DEI programs, sometimes known as DEIJ for those who include “Justice” in the acronym, became fashionable following the nationwide protests over George Floyd’s 2020 murder by police in Minneapolis. They are common on college campuses. The University of New Hampshire has its own DEI division with at least nine full-time positions and a seven-figure budget.

Blansett, who never worked as a regular classroom teacher before getting the Oyster River job, is responsible for “work(ing) with teachers, administrators, and students to integrate DEIJ throughout the district. (Blansett) will lead trainings for teachers, revise curriculums so they align with district values of equity and inclusion, and act as a resource for anyone in the Oyster River community to ask questions about DEIJ taught in a classroom,” according to the district.

When Blansett isn’t advocating for race and gender-based education in Durham schools, she’s providing “racial equity education” for the New Hampshire chapter of Black Lives Matter.

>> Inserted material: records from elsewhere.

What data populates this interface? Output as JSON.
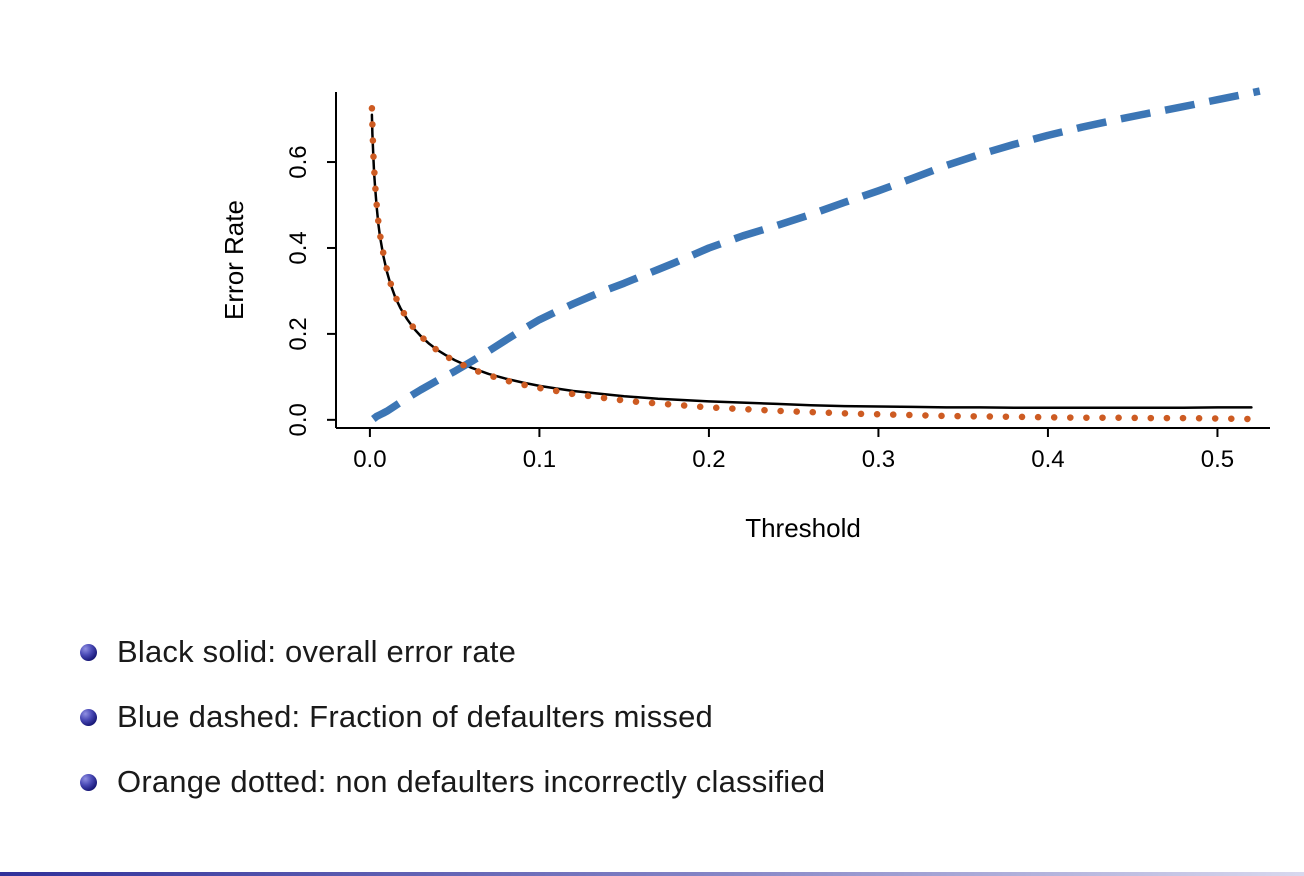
{
  "slide": {
    "background": "#ffffff"
  },
  "chart_data": {
    "type": "line",
    "title": "",
    "xlabel": "Threshold",
    "ylabel": "Error Rate",
    "xlim": [
      -0.02,
      0.531
    ],
    "ylim": [
      -0.019,
      0.763
    ],
    "grid": false,
    "legend": "none",
    "x_ticks": {
      "values": [
        0,
        0.1,
        0.2,
        0.3,
        0.4,
        0.5
      ],
      "labels": [
        "0.0",
        "0.1",
        "0.2",
        "0.3",
        "0.4",
        "0.5"
      ]
    },
    "y_ticks": {
      "values": [
        0,
        0.2,
        0.4,
        0.6
      ],
      "labels": [
        "0.0",
        "0.2",
        "0.4",
        "0.6"
      ]
    },
    "series": [
      {
        "name": "overall-error-rate",
        "label": "Black solid: overall error rate",
        "style": "solid",
        "color": "#000000",
        "width": 2.5,
        "points": [
          [
            0.0012,
            0.71
          ],
          [
            0.0015,
            0.665
          ],
          [
            0.002,
            0.615
          ],
          [
            0.0025,
            0.575
          ],
          [
            0.003,
            0.545
          ],
          [
            0.004,
            0.495
          ],
          [
            0.005,
            0.455
          ],
          [
            0.006,
            0.425
          ],
          [
            0.008,
            0.38
          ],
          [
            0.01,
            0.345
          ],
          [
            0.012,
            0.318
          ],
          [
            0.015,
            0.285
          ],
          [
            0.018,
            0.26
          ],
          [
            0.022,
            0.234
          ],
          [
            0.026,
            0.212
          ],
          [
            0.03,
            0.195
          ],
          [
            0.035,
            0.177
          ],
          [
            0.04,
            0.162
          ],
          [
            0.045,
            0.15
          ],
          [
            0.05,
            0.139
          ],
          [
            0.06,
            0.121
          ],
          [
            0.07,
            0.107
          ],
          [
            0.08,
            0.096
          ],
          [
            0.09,
            0.087
          ],
          [
            0.1,
            0.079
          ],
          [
            0.11,
            0.073
          ],
          [
            0.12,
            0.067
          ],
          [
            0.13,
            0.063
          ],
          [
            0.14,
            0.059
          ],
          [
            0.15,
            0.055
          ],
          [
            0.16,
            0.052
          ],
          [
            0.17,
            0.049
          ],
          [
            0.18,
            0.047
          ],
          [
            0.19,
            0.045
          ],
          [
            0.2,
            0.043
          ],
          [
            0.22,
            0.04
          ],
          [
            0.24,
            0.037
          ],
          [
            0.26,
            0.034
          ],
          [
            0.28,
            0.032
          ],
          [
            0.3,
            0.031
          ],
          [
            0.32,
            0.03
          ],
          [
            0.34,
            0.029
          ],
          [
            0.36,
            0.029
          ],
          [
            0.38,
            0.028
          ],
          [
            0.4,
            0.028
          ],
          [
            0.42,
            0.028
          ],
          [
            0.44,
            0.028
          ],
          [
            0.46,
            0.028
          ],
          [
            0.48,
            0.028
          ],
          [
            0.5,
            0.029
          ],
          [
            0.52,
            0.029
          ]
        ]
      },
      {
        "name": "fraction-defaulters-missed",
        "label": "Blue dashed: Fraction of defaulters missed",
        "style": "dashed",
        "color": "#3c76b5",
        "width": 7.5,
        "points": [
          [
            0.002,
            0.002
          ],
          [
            0.004,
            0.008
          ],
          [
            0.006,
            0.012
          ],
          [
            0.008,
            0.016
          ],
          [
            0.01,
            0.02
          ],
          [
            0.015,
            0.033
          ],
          [
            0.02,
            0.046
          ],
          [
            0.025,
            0.058
          ],
          [
            0.03,
            0.07
          ],
          [
            0.04,
            0.092
          ],
          [
            0.05,
            0.113
          ],
          [
            0.06,
            0.136
          ],
          [
            0.07,
            0.16
          ],
          [
            0.08,
            0.185
          ],
          [
            0.09,
            0.21
          ],
          [
            0.1,
            0.233
          ],
          [
            0.11,
            0.252
          ],
          [
            0.12,
            0.27
          ],
          [
            0.13,
            0.287
          ],
          [
            0.14,
            0.303
          ],
          [
            0.15,
            0.318
          ],
          [
            0.16,
            0.334
          ],
          [
            0.17,
            0.35
          ],
          [
            0.18,
            0.366
          ],
          [
            0.19,
            0.383
          ],
          [
            0.2,
            0.4
          ],
          [
            0.22,
            0.428
          ],
          [
            0.24,
            0.452
          ],
          [
            0.26,
            0.478
          ],
          [
            0.28,
            0.506
          ],
          [
            0.3,
            0.533
          ],
          [
            0.32,
            0.562
          ],
          [
            0.34,
            0.592
          ],
          [
            0.36,
            0.618
          ],
          [
            0.38,
            0.641
          ],
          [
            0.4,
            0.662
          ],
          [
            0.42,
            0.681
          ],
          [
            0.44,
            0.698
          ],
          [
            0.46,
            0.714
          ],
          [
            0.48,
            0.729
          ],
          [
            0.5,
            0.745
          ],
          [
            0.515,
            0.757
          ],
          [
            0.525,
            0.765
          ]
        ]
      },
      {
        "name": "non-defaulters-incorrectly-classified",
        "label": "Orange dotted: non defaulters incorrectly classified",
        "style": "dotted",
        "color": "#cd5b22",
        "width": 6.5,
        "points": [
          [
            0.0012,
            0.725
          ],
          [
            0.002,
            0.62
          ],
          [
            0.003,
            0.55
          ],
          [
            0.004,
            0.5
          ],
          [
            0.005,
            0.46
          ],
          [
            0.006,
            0.43
          ],
          [
            0.008,
            0.385
          ],
          [
            0.01,
            0.35
          ],
          [
            0.012,
            0.32
          ],
          [
            0.015,
            0.287
          ],
          [
            0.018,
            0.262
          ],
          [
            0.022,
            0.235
          ],
          [
            0.026,
            0.213
          ],
          [
            0.03,
            0.195
          ],
          [
            0.035,
            0.176
          ],
          [
            0.04,
            0.161
          ],
          [
            0.045,
            0.148
          ],
          [
            0.05,
            0.137
          ],
          [
            0.06,
            0.118
          ],
          [
            0.07,
            0.104
          ],
          [
            0.08,
            0.092
          ],
          [
            0.09,
            0.082
          ],
          [
            0.1,
            0.074
          ],
          [
            0.11,
            0.067
          ],
          [
            0.12,
            0.06
          ],
          [
            0.13,
            0.055
          ],
          [
            0.14,
            0.05
          ],
          [
            0.15,
            0.045
          ],
          [
            0.16,
            0.041
          ],
          [
            0.17,
            0.038
          ],
          [
            0.18,
            0.035
          ],
          [
            0.19,
            0.032
          ],
          [
            0.2,
            0.029
          ],
          [
            0.22,
            0.025
          ],
          [
            0.24,
            0.021
          ],
          [
            0.26,
            0.018
          ],
          [
            0.28,
            0.015
          ],
          [
            0.3,
            0.013
          ],
          [
            0.32,
            0.011
          ],
          [
            0.34,
            0.009
          ],
          [
            0.36,
            0.008
          ],
          [
            0.38,
            0.007
          ],
          [
            0.4,
            0.006
          ],
          [
            0.42,
            0.005
          ],
          [
            0.44,
            0.005
          ],
          [
            0.46,
            0.004
          ],
          [
            0.48,
            0.004
          ],
          [
            0.5,
            0.003
          ],
          [
            0.52,
            0.002
          ]
        ]
      }
    ]
  },
  "bullets": [
    {
      "text": "Black solid: overall error rate"
    },
    {
      "text": "Blue dashed: Fraction of defaulters missed"
    },
    {
      "text": "Orange dotted: non defaulters incorrectly classified"
    }
  ],
  "colors": {
    "blue": "#3c76b5",
    "orange": "#cd5b22",
    "black": "#000000",
    "bullet_ball": "#1b1b7c",
    "text": "#1a1a1a",
    "footer_bar": "#30309a"
  }
}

According to its website, “Black Lives Matter New Hampshire strives to bring education to the community by providing training on diversity, equity, inclusion, and justice within organizations, schools, and other local groups.” According to the biography linked to the page, Blansett’s “academic interests” include “challenging anti-Blackness and colonization ideology and theorizing/implementing accessible and liberatory practices.”

Rachael Blansett

And even before she came to New Hampshire, Blansett was speaking out for what she sees as racial justice. During a school board meeting in 2022, first reported by Granite Grok, it was revealed she recorded podcasts and posted comments on social media featuring messages like, “White people are not OK,” and “White people don’t wash their legs, and can’t dance.”

Blansett also raised eyebrows when photographed wearing a T-shirt with the slogan “Pro Black, Pro Queer and Pro Hoe.”

When hired, she explained the controversial podcast was a collaboration with a friend and pledged to discontinue the project. She also claimed her comments about White people were not made with racist intentions.

At SAU 16 in Exeter, Mejia also has little classroom experience. Mejia did work as a Teach for America teacher for several months before becoming DEI director. And like Blansett, Mejia is directly involved with Black Lives Matter, serving as vice chair of the state chapter.

Confronted about his membership in an organization that has advocated race-based public policies, called for the defunding of the police, and has been rocked by financial scandals, Mejia said he would not quit BLM.

“I am Black, and I can never separate myself from Black Lives Matter,” he told concerned parents in 2021. “My life matters.”

SAU 16’s DEI statement makes clear part of Mejia’s job is to help students understand their personal role in upholding systemic racism and bigotry.

“Part of our educational mission is to awaken our students’ awareness of their power and privilege so that they may view the world through a lens of equity and help eliminate unjust systems and practices,” the district statement.

Peggy Massicotte, an SAU 16 parent, says the baked-in bigotry animating the district’s DEI program and Mejia’s BLM leadership shows the whole position ought to be scrapped.

“We have to look at the way we’re teaching this to kids,” Massicotte told NHJournal.

Massicotte also mentioned BLM’s role in recent pro-Palestinian protests in which antisemitic and genocidal slogans are chanted, like “There is only one solution/intifada revolution.”

“He’s the [BLM] vice chairman,” Massicotte noted.

Mejia and Blansett are both NH Listen Fellows at the University for New Hampshire’s Carsey School of Public Policy, as is Tina Phillbotte, the Manchester School District’s DEI Director, who is paid close to $120,000 a year.

UNH recently underwent a punishing round of layoffs and cuts to save $14 million in the budget. While the university’s art museum and journalism program, which has produced Pulitzer Prize-winning reporters, were affected, there appear to be no cuts to the university’s DEI programs. UNH pays at least $1 million a year in salaries for the DEI program staffers.

Closing the art museum saves UNH about $1 million.